Project Title

Live Gamma Ray Camera

Presenters

Academic department under which the project should be listed

SPCEET - Mechanical Engineering

Faculty Sponsor Name

Eduardo Farfan

no human subjects

Abstract (300 words maximum)

The only detection technologies currently available that generate an image offer either only a still image whose film must be removed and developed or a video image using a cost-prohibitive camera, the weight of which can limit its portability and functionality. No cost effective and reasonably mobile solutions for gamma imaging exist. Such a technology has wide range of possible applications including, but not limited to, shipping container safety scanning, nuclear contamination evaluation, nuclear medicine, non-destructive testing, and general nuclear physics research.

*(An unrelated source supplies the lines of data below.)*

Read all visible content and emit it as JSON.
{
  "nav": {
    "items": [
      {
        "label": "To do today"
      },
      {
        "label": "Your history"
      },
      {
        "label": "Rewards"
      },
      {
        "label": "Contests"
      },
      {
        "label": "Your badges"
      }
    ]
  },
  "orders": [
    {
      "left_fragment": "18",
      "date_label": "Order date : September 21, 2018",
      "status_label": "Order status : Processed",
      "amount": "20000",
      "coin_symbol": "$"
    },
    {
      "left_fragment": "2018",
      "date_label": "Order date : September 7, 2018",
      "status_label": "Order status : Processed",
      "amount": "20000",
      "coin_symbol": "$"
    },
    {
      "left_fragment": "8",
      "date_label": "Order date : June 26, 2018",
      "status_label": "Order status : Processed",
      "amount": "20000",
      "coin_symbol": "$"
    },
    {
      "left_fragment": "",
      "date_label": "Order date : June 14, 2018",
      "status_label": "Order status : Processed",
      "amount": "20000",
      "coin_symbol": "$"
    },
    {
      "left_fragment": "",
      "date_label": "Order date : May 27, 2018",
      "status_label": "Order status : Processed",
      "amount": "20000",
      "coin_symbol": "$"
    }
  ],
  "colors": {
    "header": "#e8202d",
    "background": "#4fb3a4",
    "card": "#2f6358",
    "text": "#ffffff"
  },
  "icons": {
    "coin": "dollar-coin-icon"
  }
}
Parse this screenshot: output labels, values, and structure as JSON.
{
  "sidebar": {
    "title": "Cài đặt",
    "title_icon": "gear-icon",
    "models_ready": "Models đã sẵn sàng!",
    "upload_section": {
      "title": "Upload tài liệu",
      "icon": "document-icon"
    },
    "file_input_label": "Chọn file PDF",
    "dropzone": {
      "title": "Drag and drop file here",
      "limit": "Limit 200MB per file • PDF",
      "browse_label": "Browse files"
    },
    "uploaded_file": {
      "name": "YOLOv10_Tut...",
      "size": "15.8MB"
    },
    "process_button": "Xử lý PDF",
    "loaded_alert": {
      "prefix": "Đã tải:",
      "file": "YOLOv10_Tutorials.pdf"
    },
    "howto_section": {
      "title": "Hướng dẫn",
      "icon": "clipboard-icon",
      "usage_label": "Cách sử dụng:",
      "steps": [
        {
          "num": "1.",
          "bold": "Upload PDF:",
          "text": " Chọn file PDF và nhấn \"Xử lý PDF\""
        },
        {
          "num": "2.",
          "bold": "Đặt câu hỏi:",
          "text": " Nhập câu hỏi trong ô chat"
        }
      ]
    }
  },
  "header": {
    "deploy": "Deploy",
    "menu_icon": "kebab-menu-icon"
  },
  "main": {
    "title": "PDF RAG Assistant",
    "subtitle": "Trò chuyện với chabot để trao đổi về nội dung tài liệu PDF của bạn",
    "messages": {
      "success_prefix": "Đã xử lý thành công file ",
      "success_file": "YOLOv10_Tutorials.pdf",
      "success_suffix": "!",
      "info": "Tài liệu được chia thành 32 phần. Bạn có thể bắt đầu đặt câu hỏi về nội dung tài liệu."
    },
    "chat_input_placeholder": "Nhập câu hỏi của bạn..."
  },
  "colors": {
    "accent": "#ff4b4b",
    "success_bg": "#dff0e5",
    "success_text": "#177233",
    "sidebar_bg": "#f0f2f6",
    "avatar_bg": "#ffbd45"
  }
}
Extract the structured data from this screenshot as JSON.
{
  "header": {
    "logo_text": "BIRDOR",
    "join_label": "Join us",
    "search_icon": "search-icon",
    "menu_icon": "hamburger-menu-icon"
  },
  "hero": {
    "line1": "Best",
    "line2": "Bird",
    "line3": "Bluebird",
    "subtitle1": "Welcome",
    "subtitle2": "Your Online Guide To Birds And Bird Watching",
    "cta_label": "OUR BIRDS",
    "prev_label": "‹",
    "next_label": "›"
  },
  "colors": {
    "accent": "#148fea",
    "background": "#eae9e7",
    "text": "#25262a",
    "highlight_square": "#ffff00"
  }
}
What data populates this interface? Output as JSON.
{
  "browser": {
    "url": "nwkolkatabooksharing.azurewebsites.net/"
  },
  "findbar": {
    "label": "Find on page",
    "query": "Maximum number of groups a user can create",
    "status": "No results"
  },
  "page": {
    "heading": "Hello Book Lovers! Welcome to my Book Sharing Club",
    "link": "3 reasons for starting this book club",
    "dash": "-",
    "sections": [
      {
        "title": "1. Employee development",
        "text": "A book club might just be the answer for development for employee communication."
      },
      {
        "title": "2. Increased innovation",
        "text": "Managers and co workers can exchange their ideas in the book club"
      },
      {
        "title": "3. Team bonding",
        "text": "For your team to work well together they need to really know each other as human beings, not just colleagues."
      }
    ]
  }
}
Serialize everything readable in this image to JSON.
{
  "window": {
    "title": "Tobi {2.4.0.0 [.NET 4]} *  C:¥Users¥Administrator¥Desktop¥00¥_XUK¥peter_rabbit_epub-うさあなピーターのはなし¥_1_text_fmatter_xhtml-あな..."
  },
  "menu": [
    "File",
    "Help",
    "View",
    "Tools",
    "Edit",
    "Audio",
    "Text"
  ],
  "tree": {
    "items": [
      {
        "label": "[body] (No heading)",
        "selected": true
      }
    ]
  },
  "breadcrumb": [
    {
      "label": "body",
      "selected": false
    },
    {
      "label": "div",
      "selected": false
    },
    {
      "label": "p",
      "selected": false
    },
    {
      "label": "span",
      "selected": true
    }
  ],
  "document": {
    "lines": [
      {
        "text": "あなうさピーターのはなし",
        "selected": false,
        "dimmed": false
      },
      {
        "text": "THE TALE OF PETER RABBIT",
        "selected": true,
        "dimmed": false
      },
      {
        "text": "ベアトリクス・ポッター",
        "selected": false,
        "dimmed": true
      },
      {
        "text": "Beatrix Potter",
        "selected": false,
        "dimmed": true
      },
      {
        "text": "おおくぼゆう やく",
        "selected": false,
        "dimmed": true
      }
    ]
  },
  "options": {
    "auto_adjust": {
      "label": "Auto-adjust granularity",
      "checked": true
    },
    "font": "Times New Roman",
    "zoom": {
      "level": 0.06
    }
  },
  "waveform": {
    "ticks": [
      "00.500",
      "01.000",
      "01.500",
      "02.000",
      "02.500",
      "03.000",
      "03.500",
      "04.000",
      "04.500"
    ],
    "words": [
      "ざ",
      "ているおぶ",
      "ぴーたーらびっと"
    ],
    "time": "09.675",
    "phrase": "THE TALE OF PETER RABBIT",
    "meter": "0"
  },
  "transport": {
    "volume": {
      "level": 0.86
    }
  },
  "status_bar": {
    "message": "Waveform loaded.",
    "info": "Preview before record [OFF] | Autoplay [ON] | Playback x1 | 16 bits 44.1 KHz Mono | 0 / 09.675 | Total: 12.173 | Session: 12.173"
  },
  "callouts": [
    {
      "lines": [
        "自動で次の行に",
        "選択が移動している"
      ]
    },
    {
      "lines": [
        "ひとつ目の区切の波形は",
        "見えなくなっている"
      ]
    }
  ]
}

By leveraging the existing technology such as digital dental X-ray sensors, a live video gamma detector could be developed using a pinhole camera construction. The pinhole camera must be constructed of a material that would not permit gamma radiation to penetrate the camera structure outside the pinhole. The material of choice for this use is tungsten. Considering tungsten’s cost prototyping would be extremely budget-limited. Therefore, simulation and refinement of the design is essential. The physical characteristics of a tungsten pinhole camera structure, including the wall thickness, pinhole shape, seam type, alloy type, and more as well as the energy level, total flux, and distribution of radiation sources will all be varied in simulation software known as MCNP (Monte Carlo N-Particle Transport Code). Research was conducted to determine and refine parameters like the highest angle of the pinhole that results in an acceptable amount of ‘leakage’ through the thin portion of the hole while still maintaining reasonable front panel thickness, back and side plane thickness, and different seam types.

Project Type

Oral Presentation (15-min time slots)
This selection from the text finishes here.